Pryce takes the stage with the exasperated energy of a mother of four who finally got out of the house. She sets up a premise that sounds like standard domestic comedy—school drop-offs, husband complaints—and steers the punchline straight into the gutter. Her delivery is loud and unapologetic. When she hits a graphic detail about childbirth, she doesn’t lower her voice. She leans into the microphone and amplifies the grossness, daring the room to flinch at basic biology.

She occupies a specific lane in the club circuit: the veteran who proves that material about marriage doesn’t have to be gentle. She operates comfortably in midnight lineups, frequently touring with Dave Attell and holding her own in rooms that reward pure aggression.
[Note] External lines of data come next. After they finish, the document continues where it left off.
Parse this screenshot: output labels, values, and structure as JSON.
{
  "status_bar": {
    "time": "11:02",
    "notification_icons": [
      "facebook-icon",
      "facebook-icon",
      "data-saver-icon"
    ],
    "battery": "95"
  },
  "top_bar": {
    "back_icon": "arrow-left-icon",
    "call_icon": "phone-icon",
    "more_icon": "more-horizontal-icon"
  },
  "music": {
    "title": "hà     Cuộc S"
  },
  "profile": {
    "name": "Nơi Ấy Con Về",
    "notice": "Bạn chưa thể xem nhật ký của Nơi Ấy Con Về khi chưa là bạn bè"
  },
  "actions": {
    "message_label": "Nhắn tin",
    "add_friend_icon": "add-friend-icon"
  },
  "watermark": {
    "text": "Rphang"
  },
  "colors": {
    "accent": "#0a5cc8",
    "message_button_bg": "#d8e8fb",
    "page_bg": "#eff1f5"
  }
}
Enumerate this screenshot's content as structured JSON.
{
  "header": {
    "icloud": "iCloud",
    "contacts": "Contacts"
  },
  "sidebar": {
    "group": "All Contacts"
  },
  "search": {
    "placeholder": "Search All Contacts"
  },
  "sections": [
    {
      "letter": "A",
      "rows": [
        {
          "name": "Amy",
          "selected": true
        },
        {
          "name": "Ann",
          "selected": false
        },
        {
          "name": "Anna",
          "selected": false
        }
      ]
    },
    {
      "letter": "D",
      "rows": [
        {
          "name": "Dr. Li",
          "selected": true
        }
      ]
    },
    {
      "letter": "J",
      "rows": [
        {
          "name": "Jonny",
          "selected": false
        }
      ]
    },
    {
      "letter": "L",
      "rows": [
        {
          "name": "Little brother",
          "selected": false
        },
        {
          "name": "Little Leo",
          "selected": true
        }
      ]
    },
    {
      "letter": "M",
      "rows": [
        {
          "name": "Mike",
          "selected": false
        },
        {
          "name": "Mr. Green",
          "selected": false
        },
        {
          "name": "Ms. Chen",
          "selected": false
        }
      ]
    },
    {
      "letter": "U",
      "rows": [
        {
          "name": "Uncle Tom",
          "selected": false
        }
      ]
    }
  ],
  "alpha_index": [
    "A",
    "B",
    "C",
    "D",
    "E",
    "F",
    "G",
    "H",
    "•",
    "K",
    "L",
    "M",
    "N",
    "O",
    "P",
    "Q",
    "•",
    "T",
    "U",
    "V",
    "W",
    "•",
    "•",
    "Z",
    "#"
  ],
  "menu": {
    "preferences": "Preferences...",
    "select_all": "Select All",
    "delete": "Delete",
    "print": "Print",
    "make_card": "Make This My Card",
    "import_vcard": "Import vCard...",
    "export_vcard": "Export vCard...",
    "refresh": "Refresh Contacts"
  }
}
Her best material contrasts her physical reality with the expectations of Los Angeles. She gets massive laughs by simply pointing out that her forehead can still move, using her natural face to mock the heavily injected audiences sitting in the front row. She builds entire bits around the indignities of having children, treating pregnancy as a horror movie she survived. Occasionally, the raunch feels bolted onto a premise rather than organic to it, but the sheer force of her performance usually carries the joke.

Her pride in looking like a regular person traces back to growing up in a blue-collar Sacramento neighborhood. Before releasing albums like Life with a Pryce, she worked as a staff writer for George Lopez and hosted morning radio, which explains the tight, broadcast-ready rhythm of her setups.